Com o crescimento dos “ecologicamente conscientes” na Holanda, o projeto de Sterksel é um raro exemplo dos novos esforços que visam mitigar as pesadas emissões de gases por parte dos animais. Mas muito mais precisa ser feito, dizem cientistas, porque mais e mais pessoas estão comendo carne vermelha ao redor do mundo.
O que fazer com as emissões das fazendas é um dos principais problemas que vem sendo discutido nesta e na próxima semana quando os ministros do Meio Ambiente de 187 nações irão se reunir em Poznan, Polônia, para discutir um novo acordo para combater o aquecimento global. Ao divulgarem as emissões de gás do último mês, as autoridades das Nações Unidas apontaram a agricultura e o transporte como os dois setores mais “problemáticos”.
“Essa é uma área que foi largamente negligenciada”, disse Dr. Rajendra Pachauri, comandante do Painel Intergovernamental sobre Mudanças Climáticas das Nações Unidas, vencedor do prêmio Nobel. Ele disse que as pessoas deveriam comer menos carne para controlar a emissão de carbono. “Nós não trabalhamos para conter as emissões da agricultura.”
Vilões
Os trilhões de animais nas fazendas ao redor do mundo geram 18% das emissões que estão aumentando as temperaturas globais, de acordo com estimativas da ONU. Mais ainda que carros, ônibus e aviões.
Mas diferentemente das outras indústrias, como as de cimento e de energia, que estão sendo pressionadas para se tornarem mais “verdes”, as fazendas estão apenas começando a ficar sob o olhar atento dos políticos, fazendeiros e cientistas escaldos para desenvolver soluções.
As medidas de alta tecnologia incluem o projeto da fazenda holandesa, chamada “captura de metano” assim como o desenvolvimento de rações que façam com que as vacas emitam menos metano. A Califórnia já está trabalhando em um programa para encorajar fazendas de porco e laticínios como a de Sterksel.
Outras propostas incluem de tudo, desde convencer os consumidores a comerem menos carne até implantar os chamados “impostos do pecado” nas carnes de porco e de vaca. No ano que vem, a Suíça vai começar a rotular os produtos alimentícios para que os consumidores possam saber o impacto da carne bovina no meio ambiente, em comparação com a carne de frango e peru, por exemplo.

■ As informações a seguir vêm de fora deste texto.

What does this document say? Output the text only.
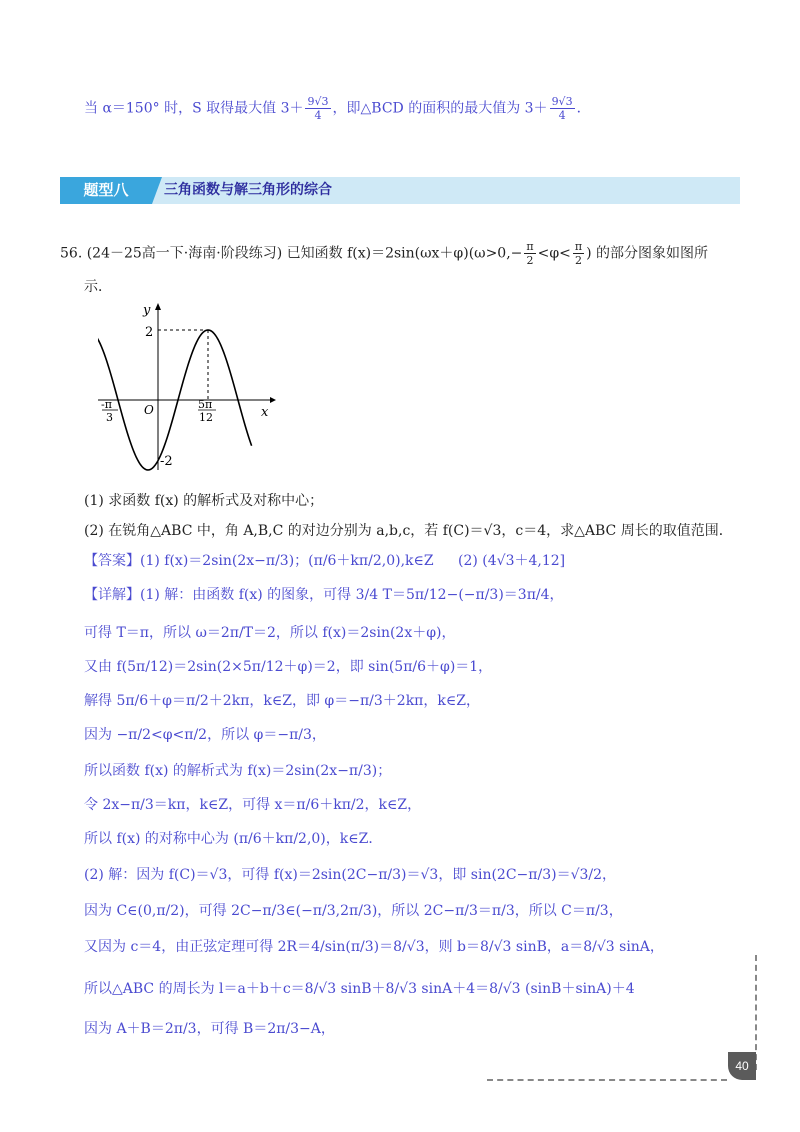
当 α＝150° 时，S 取得最大值 $3+ \frac{9√3}{4}$ ，即△BCD 的面积的最大值为 $3+ \frac{9√3}{4}$ ．
题型八	三角函数与解三角形的综合
56. (24－25高一下·海南·阶段练习) 已知函数 $f(x)=2\sin(\omega x+\varphi)(\omega>0,- \frac{\pi}{2} <\varphi< \frac{\pi}{2}$ ) 的部分图象如图所
示．
y
x
O
2
-2
-π
3
5π
12
(1) 求函数 f(x) 的解析式及对称中心；
(2) 在锐角△ABC 中，角 A,B,C 的对边分别为 a,b,c，若 f(C)＝√3，c＝4，求△ABC 周长的取值范围．
【答案】(1) f(x)＝2sin(2x−π/3)；(π/6＋kπ/2,0),k∈Z (2) (4√3＋4,12]
【详解】(1) 解：由函数 f(x) 的图象，可得 3/4 T＝5π/12−(−π/3)＝3π/4，
可得 T＝π，所以 ω＝2π/T＝2，所以 f(x)＝2sin(2x＋φ)，
又由 f(5π/12)＝2sin(2×5π/12＋φ)＝2，即 sin(5π/6＋φ)＝1，
解得 5π/6＋φ＝π/2＋2kπ，k∈Z，即 φ＝−π/3＋2kπ，k∈Z，
因为 −π/2<φ<π/2，所以 φ＝−π/3，
所以函数 f(x) 的解析式为 f(x)＝2sin(2x−π/3)；
令 2x−π/3＝kπ，k∈Z，可得 x＝π/6＋kπ/2，k∈Z，
所以 f(x) 的对称中心为 (π/6＋kπ/2,0)，k∈Z．
(2) 解：因为 f(C)＝√3，可得 f(x)＝2sin(2C−π/3)＝√3，即 sin(2C−π/3)＝√3/2，
因为 C∈(0,π/2)，可得 2C−π/3∈(−π/3,2π/3)，所以 2C−π/3＝π/3，所以 C＝π/3，
又因为 c＝4，由正弦定理可得 2R＝4/sin(π/3)＝8/√3，则 b＝8/√3 sinB，a＝8/√3 sinA，
所以△ABC 的周长为 l＝a＋b＋c＝8/√3 sinB＋8/√3 sinA＋4＝8/√3 (sinB＋sinA)＋4
因为 A＋B＝2π/3，可得 B＝2π/3−A，
40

“Claro que para o meio ambiente é melhor comer feijão e não carne, mas se você quiser comer um bife no Ano Novo, você saberá qual bife comprar”, disse Claes.
Consumo crescente
Mas essas propostas iniciais são parte de um assombroso jogo. Em grandes países em desenvolvimento como a China, Índia e o Brasil, o consumo de carne vermelha cresceu 33% na última década. E é previsto que o consumo global dobre entre 2000 e 2050. Enquanto a economia global deverá diminuir momentaneamente o apetite mundial por carne, é provável que não reverta a tendência de crescimento do consumo.
Dos mais de 2 mil projetos apoiados pelo sistema de financiamento das Nações Unidas para desacelerar as emissões, apenas 98 são na agricultura. De fato, cientistas estão ainda tentando definir uma versão prática e “verde” de bacon ou hambúrguer. Todos os passos da produção de carne provoca emissões poluentes.
Flatulência e estrume de animais contêm não só metano, mas também óxido nitroso, um agente ainda mais potente. E carne requer refrigeração enquanto é transportada da fazenda para o supermercado, e depois para uma residência.
Produzir carne neste mundo cheio de gente requer a criação de novos pastos e cultivo de novas terras. Esse processo contribuiu para o desmatamento de florestas tropicais principalmente na América do Sul, destruindo as “pias de carbono”, já que essas vastas extensões de árvores e vegetação absorvem parte do dióxido de carbono emitido.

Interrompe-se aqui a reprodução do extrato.